Een gedicht van den heer Withuijs - Het feest van den Handel, in 1825 te Gent bekroond - geeft aanleiding tot soortgelijke beschouwingen. Hetgeen bij den heer Ter Haar de zelfopoffering doet - den mensch inwijden in een hooger leven en hem daardoor den verloren adel van zijne natuur teruggeven - wordt bij den heer Withuijs ongeveer door den koophandel verrigt. Het verschil tusschen beide dichters komt hierop neder, dat de laatstgenoemde zijn uitgangspunt niet zoozeer neemt in het bijbelsch paradijs, als wel in den staat van woestheid en barbaarschheid, die in op één na de vroegste tijden alom op deze aarde geheerscht zal hebben. De oorspronkelijke
| |
| |
mensch van den heer Withuijs is eenmaal weinig meer dan een dier geweest; om hem uit te vinden, gelijk hij in den aanvang was, moet men holen en spelonken binnenkruipen:
Beschouw hem, zangster! Drukt hij 't beeld des Scheppers uit?

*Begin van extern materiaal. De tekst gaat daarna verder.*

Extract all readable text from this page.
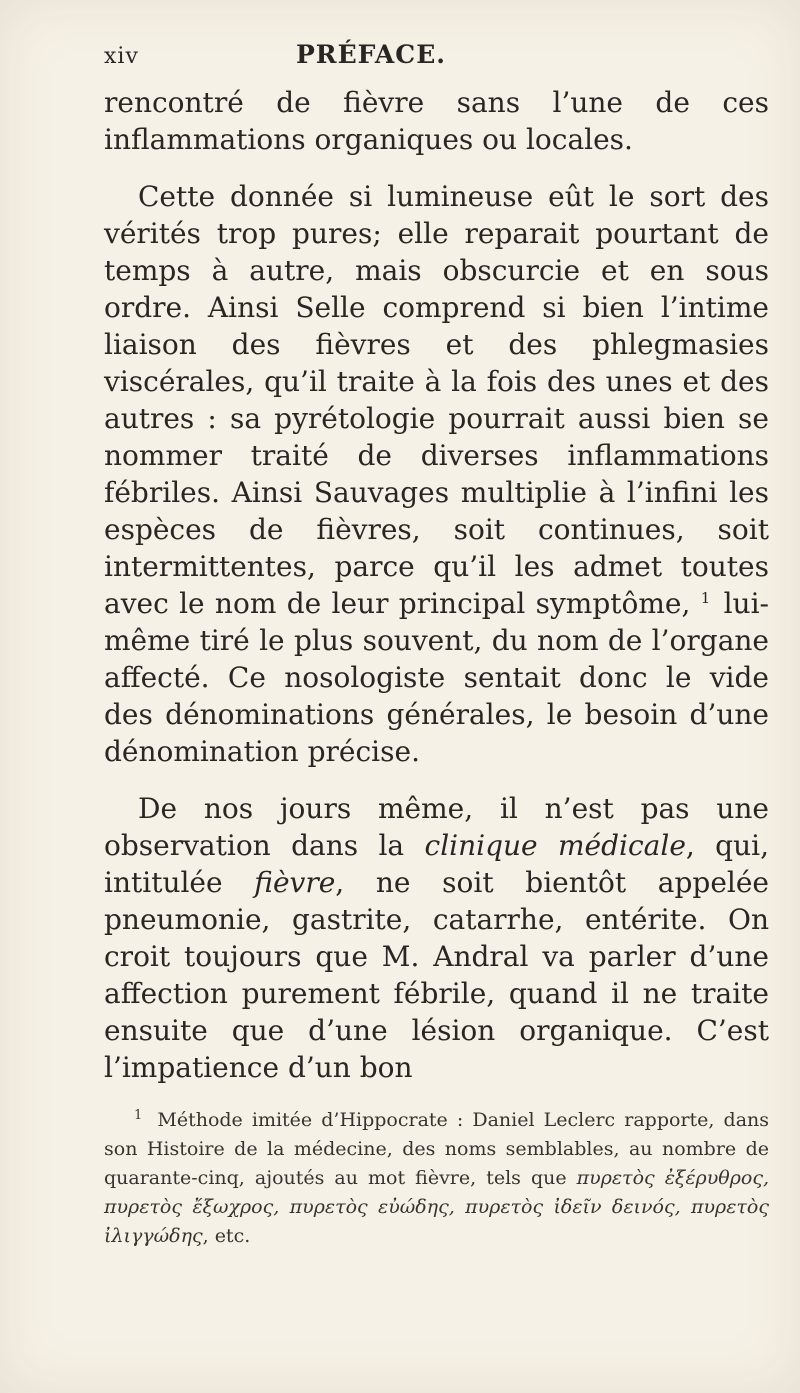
xiv	PRÉFACE.

rencontré de fièvre sans l’une de ces inflammations organiques ou locales.

Cette donnée si lumineuse eût le sort des vérités trop pures; elle reparait pourtant de temps à autre, mais obscurcie et en sous ordre. Ainsi Selle comprend si bien l’intime liaison des fièvres et des phlegmasies viscérales, qu’il traite à la fois des unes et des autres : sa pyrétologie pourrait aussi bien se nommer traité de diverses inflammations fébriles. Ainsi Sauvages multiplie à l’infini les espèces de fièvres, soit continues, soit intermittentes, parce qu’il les admet toutes avec le nom de leur principal symptôme, $^1$ lui-même tiré le plus souvent, du nom de l’organe affecté. Ce nosologiste sentait donc le vide des dénominations générales, le besoin d’une dénomination précise.

De nos jours même, il n’est pas une observation dans la clinique médicale, qui, intitulée fièvre, ne soit bientôt appelée pneumonie, gastrite, catarrhe, entérite. On croit toujours que M. Andral va parler d’une affection purement fébrile, quand il ne traite ensuite que d’une lésion organique. C’est l’impatience d’un bon

$^1$ Méthode imitée d’Hippocrate : Daniel Leclerc rapporte, dans son Histoire de la médecine, des noms semblables, au nombre de quarante-cinq, ajoutés au mot fièvre, tels que πυρετὸς ἐξέρυθρος, πυρετὸς ἔξωχρος, πυρετὸς εὐώδης, πυρετὸς ἰδεῖν δεινός, πυρετὸς ἰλιγγώδης, etc.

Daar ligt hij - Engel? - Neen: wild roofdier bij zijn buit.
Hij sluimert? - Neen: hij loert. De panter, die zijn vlekken
Hem afstond, om het forsch en borstlig lijf te dekken,
Was minder wreed dan hij, die, als 't gebrek hem noopt,
De handen in het bloed zijns eigen broeders doopt.
Deze toestand heeft aangehouden zoolang de mensch, instede van zich te ontwikkelen naar den geest, alleen bedacht geweest is op het botvieren van zijne lusten en het stillen van zijnen honger. Hij had geen begrip van ruilen, en stond dien ten gevolge, bij de minste afwijking van den gunstigen loop der natuur, bloot aan het nijpendst gebrek. Dan scheen de aarde een jammerdal:
De morgen strooit vergeefs hier paarlen op de dalen;
Een wilde dorheid dekt den omtrekt; zelfs het woud
Bezit geen zang'rig paar dat vrolijk feesttijd houdt.

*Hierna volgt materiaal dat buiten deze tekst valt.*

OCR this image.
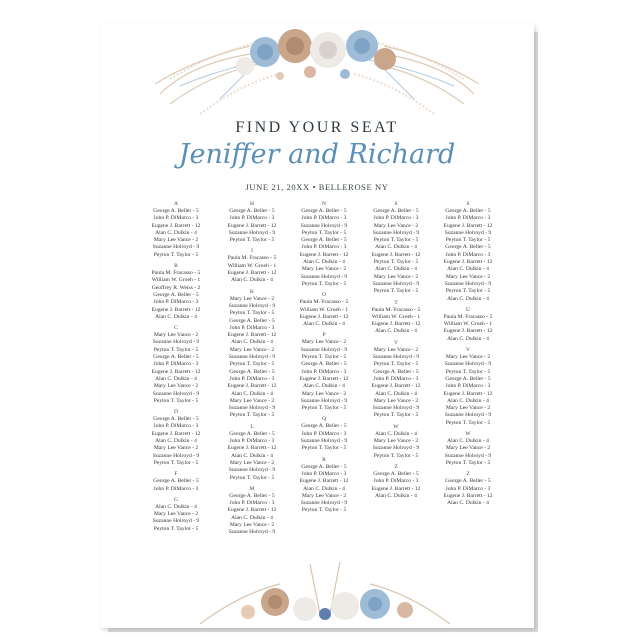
FIND YOUR SEAT
Jeniffer and Richard
JUNE 21, 20XX • BELLEROSE NY
A
George A. Beller - 5
John P. DiMarco - 3
Eugene J. Barrett - 12
Alan C. Dulkin - 4
Mary Lee Vance - 2
Suzanne Holroyd - 9
Peyton T. Taylor - 5
B
Paula M. Fracasso - 5
William W. Groeh - 1
Geoffrey R. Weiss - 2
George A. Beller - 5
John P. DiMarco - 3
Eugene J. Barrett - 12
Alan C. Dulkin - 4
C
Mary Lee Vance - 2
Suzanne Holroyd - 9
Peyton T. Taylor - 5
George A. Beller - 5
John P. DiMarco - 3
Eugene J. Barrett - 12
Alan C. Dulkin - 4
Mary Lee Vance - 2
Suzanne Holroyd - 9
Peyton T. Taylor - 5
D
George A. Beller - 5
John P. DiMarco - 3
Eugene J. Barrett - 12
Alan C. Dulkin - 4
Mary Lee Vance - 2
Suzanne Holroyd - 9
Peyton T. Taylor - 5
F
George A. Beller - 5
John P. DiMarco - 3
G
Alan C. Dulkin - 4
Mary Lee Vance - 2
Suzanne Holroyd - 9
Peyton T. Taylor - 5
H
George A. Beller - 5
John P. DiMarco - 3
Eugene J. Barrett - 12
Suzanne Holroyd - 9
Peyton T. Taylor - 5
I
Paula M. Fracasso - 5
William W. Groeh - 1
Eugene J. Barrett - 12
Alan C. Dulkin - 4
K
Mary Lee Vance - 2
Suzanne Holroyd - 9
Peyton T. Taylor - 5
George A. Beller - 5
John P. DiMarco - 3
Eugene J. Barrett - 12
Alan C. Dulkin - 4
Mary Lee Vance - 2
Suzanne Holroyd - 9
Peyton T. Taylor - 5
George A. Beller - 5
John P. DiMarco - 3
Eugene J. Barrett - 12
Alan C. Dulkin - 4
Mary Lee Vance - 2
Suzanne Holroyd - 9
Peyton T. Taylor - 5
L
George A. Beller - 5
John P. DiMarco - 3
Eugene J. Barrett - 12
Alan C. Dulkin - 4
Mary Lee Vance - 2
Suzanne Holroyd - 9
Peyton T. Taylor - 5
M
George A. Beller - 5
John P. DiMarco - 3
Eugene J. Barrett - 12
Alan C. Dulkin - 4
Mary Lee Vance - 2
Suzanne Holroyd - 9
N
George A. Beller - 5
John P. DiMarco - 3
Suzanne Holroyd - 9
Peyton T. Taylor - 5
George A. Beller - 5
John P. DiMarco - 3
Eugene J. Barrett - 12
Alan C. Dulkin - 4
Mary Lee Vance - 2
Suzanne Holroyd - 9
Peyton T. Taylor - 5
O
Paula M. Fracasso - 5
William W. Groeh - 1
Eugene J. Barrett - 12
Alan C. Dulkin - 4
P
Mary Lee Vance - 2
Suzanne Holroyd - 9
Peyton T. Taylor - 5
George A. Beller - 5
John P. DiMarco - 3
Eugene J. Barrett - 12
Alan C. Dulkin - 4
Mary Lee Vance - 2
Suzanne Holroyd - 9
Peyton T. Taylor - 5
Q
George A. Beller - 5
John P. DiMarco - 3
Suzanne Holroyd - 9
Peyton T. Taylor - 5
R
George A. Beller - 5
John P. DiMarco - 3
Eugene J. Barrett - 12
Alan C. Dulkin - 4
Mary Lee Vance - 2
Suzanne Holroyd - 9
Peyton T. Taylor - 5
S
George A. Beller - 5
John P. DiMarco - 3
Mary Lee Vance - 2
Suzanne Holroyd - 9
Peyton T. Taylor - 5
Alan C. Dulkin - 4
Eugene J. Barrett - 12
Peyton T. Taylor - 5
Alan C. Dulkin - 4
Mary Lee Vance - 2
Suzanne Holroyd - 9
Peyton T. Taylor - 5
T
Paula M. Fracasso - 5
William W. Groeh - 1
Eugene J. Barrett - 12
Alan C. Dulkin - 4
V
Mary Lee Vance - 2
Suzanne Holroyd - 9
Peyton T. Taylor - 5
George A. Beller - 5
John P. DiMarco - 3
Eugene J. Barrett - 12
Alan C. Dulkin - 4
Mary Lee Vance - 2
Suzanne Holroyd - 9
Peyton T. Taylor - 5
W
Alan C. Dulkin - 4
Mary Lee Vance - 2
Suzanne Holroyd - 9
Peyton T. Taylor - 5
Z
George A. Beller - 5
John P. DiMarco - 3
Eugene J. Barrett - 12
Alan C. Dulkin - 4
S
George A. Beller - 5
John P. DiMarco - 3
Eugene J. Barrett - 12
Suzanne Holroyd - 9
Peyton T. Taylor - 5
George A. Beller - 5
John P. DiMarco - 3
Eugene J. Barrett - 12
Alan C. Dulkin - 4
Mary Lee Vance - 2
Suzanne Holroyd - 9
Peyton T. Taylor - 5
Alan C. Dulkin - 4
U
Paula M. Fracasso - 5
William W. Groeh - 1
Eugene J. Barrett - 12
Alan C. Dulkin - 4
V
Mary Lee Vance - 2
Suzanne Holroyd - 9
Peyton T. Taylor - 5
George A. Beller - 5
John P. DiMarco - 3
Eugene J. Barrett - 12
Alan C. Dulkin - 4
Mary Lee Vance - 2
Suzanne Holroyd - 9
Peyton T. Taylor - 5
W
Alan C. Dulkin - 4
Mary Lee Vance - 2
Suzanne Holroyd - 9
Peyton T. Taylor - 5
Z
George A. Beller - 5
John P. DiMarco - 3
Eugene J. Barrett - 12
Alan C. Dulkin - 4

Een vloek, de vloek eens Gods, schijnt op dit oord te hechten;
De woestheid waart er om met losgereten vlechten,
En de onbeschaafde mensch, opdagende uit zijn krocht,
Jaagt meer ontzetting aan dan 't gierend boschgedrogt.
De groote verandering die sedert in 's menschen staat plaats gegrepen heeft dagteekent van den geboortestond des handels, een onmiddellijk gevolg van het zich allengs verspreidend redelicht:
Verheft u, vreugdezangen!
De rede ontwaakt! Stort neêr om hare gunst te ontvangen,
Rampzaalgen, knielt! Haar glans schiet van den hemel neêr;
De handel komt, en gij zijt niet rampzalig meer!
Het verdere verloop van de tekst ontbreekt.